Day 36 Tuesday
Read Psalm 136
Worship is never simply a command in the Bible. We are often commanded to worship; Psalm 136 begins, “Give thanks to the LORD,” and repeats the command numerous times throughout the Psalm. But the command to worship never has a sense of a self-absorbed dictator demanding his subjects to worship him. In fact, the Biblical commands to worship are always connected to who God is – worship is described as the natural response to the essential characteristics of God. And perhaps the two most emphasized characteristics of God in the Bible are God as Creator and God as Redeemer. We worship God because He is the Creator and because He is the Redeemer.
Psalm 136 picks up on both of these characteristics of God. The first 9 verses celebrate God as Creator – making the heavens, spreading out the seas, establishing the sun, moon, and stars. Then, beginning in verse 10, the Psalmist shifts his focus to God as Redeemer. Step by step the Psalm describes God rescuing and redeeming Israel from Egypt. These are the same two characteristics explored in Revelation 4 and 5 in John’s vision of worship in heaven. The heavenly hosts praise God because He “created all things” and because redeemed people for God from “every tribe and language and people and nation.”
Creation and redemption go together. In fact, they have to go together; only that which is created can be redeemed. You can’t redeem something that doesn’t exist. God as Creator and Redeemer demonstrates how passionate He is about the world. First He created the world when He didn’t have to. And then, when creation went haywire and rejected God as its creator, God chose to redeem the creation gone wrong. That is why Psalm 136 can’t say “His love endures forever” enough times. Twenty-six verses and twenty-six reminders that His love endures forever.

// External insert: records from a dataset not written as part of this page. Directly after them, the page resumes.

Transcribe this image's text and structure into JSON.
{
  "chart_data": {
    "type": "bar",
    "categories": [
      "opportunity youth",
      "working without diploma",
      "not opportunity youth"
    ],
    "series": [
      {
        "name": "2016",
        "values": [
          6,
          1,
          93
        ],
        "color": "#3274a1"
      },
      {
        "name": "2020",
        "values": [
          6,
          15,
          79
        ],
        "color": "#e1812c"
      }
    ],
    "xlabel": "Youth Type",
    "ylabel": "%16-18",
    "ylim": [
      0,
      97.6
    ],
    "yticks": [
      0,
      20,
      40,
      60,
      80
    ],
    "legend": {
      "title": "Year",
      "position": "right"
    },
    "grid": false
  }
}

There is an art form in Japan called Kintsugi where potters will take old fragments of broken pottery, sometimes from generations past, and then they mend the fragments into new cups or bowls, often using gold as the glue that holds the old pieces together. A bowl from a Kintsugi master is often worth far more than the original piece in the first place. The artist Makoto Fujimura suggests this is a beautiful metaphor of how creation and redemption go together - the mending of the shattered and broken into something new and beautiful. His love endures forever.
Prayer
Spend some time thinking through what it means for God to be Creator and Redeemer.
Spend some time praying through Psalm 136.